This post is mostly inspired by facts summarised at utf8everywhere.org.
Unicode is somehow complicated. There is a common misunderstanding about these things:
- there is not a simple direct mapping between graphemes (the user-perceived characters) and code points (the “Unicode”characters)
- UTF-16 is not a fixed width encoding - some code points are encoded into 2 and some into 4 bytes
There are some examples of this:
|Graphemes||Code points||UTF-8 bytes||UTF-16 bytes||UTF-32 bytes|
|1. Simple||a||61||61||00 61||00 00 00 61|
|2. Fullwidth||ａ||FF41||EF BD 81||FF 41||00 00 FF 41|
|3. Diacritic||č||10D||C4 8D||01 0D||00 00 01 0D|
|4. Diacritic - separate||č||63 30C||63 CC 8C||00 63 03 0C||00 00 00 63 00 00 03 0C|
|5. Ligature||ĳ||133||C4 B3||01 33||00 00 01 33|
|6. Separate||ij||69 6A||69 6A||00 69 00 6A||00 00 00 69 00 00 00 6A|
|7. Same grapheme||Ω||3A9||CE A9||03 A9||00 00 03 A9|
|8. Same grapheme||Ω||2126||E2 84 A6||21 26||00 00 21 26|
|9. Non-BMP||𝓃||1D4C3||F0 9D 93 83||D8 35 DC C3||00 01 D4 C3|
I looked up the information about the concrete characters using unicode-table.com. The code points in the table link to the information about the character on that site.

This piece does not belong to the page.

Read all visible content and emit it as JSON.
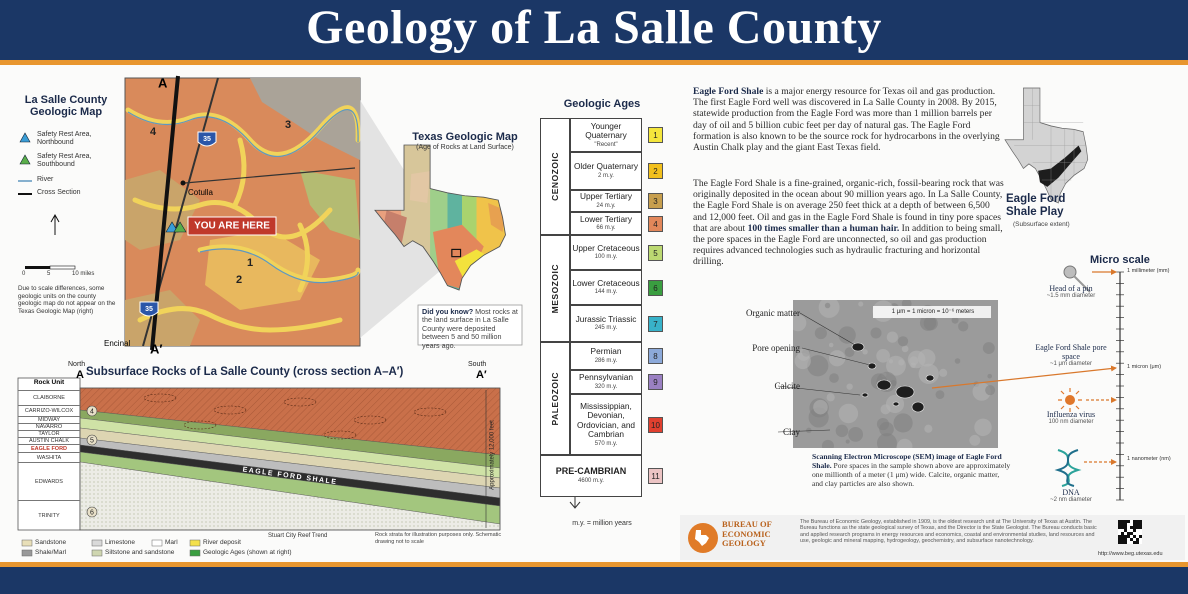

Each code unit is underlined separately. Each code point is encoded as:
- UTF-8 - 1-byte code units, from 1 to 6
- UTF-16 - 2-byte code units, 1 or 2
- UTF-32 - 4-byte code unit
UTF-16 and UTF-32 can be encoded as big or little endian. The table shows only the big endian variant (the most significant byte first).
All numbers are shown in hexadecimal form (even the code point numbers, where it maybe does not make any sense).
One grapheme as one code point encoded as 2 UTF-16 bytes. As we would expect.
The same grapheme, but looks slightly different (is wider). This is used with some East Asian characters to occupy the same width in fixed-width fonts.
The same, but for a less common and more complicated grapheme (with caron). We would expect this, too.
4. Diacritic - separate
Or we can use 2 separate code points to encode characters with diacritic:
- one for the base character (c) - blue color
- one for the diacritical mark (the caron) - red color
Note that this is the same grapheme (as users perceive it), but encoded in completely different ways. This can cause problems when comparing texts - the user would perceive them as equal, but the comparison of code points would tell that the texts are different. A process called normalization exists to convert the code points to the same form, so they can be correctly compared.
These are 2 graphemes, which correspond to only one code point.
Of course, these graphemes (i and j) can be encoded separately, too - as two code points (blue and red). The separate characters look almost the same as the ligature.
7./8. Same grapheme
These look exactly the same, but are different code points, with different meanings:
- Greek letter Omega
- Ohm sign
This is the case where one code point is encoded as 4 UTF-16 bytes (instead of 2).
All characters which do not belong to the Basic Multilingual Plane (BMP) are encoded like this.
You can find other commonly used non-BMP characters in this post at Stack Overflow - see the “trans-BMP code points” part.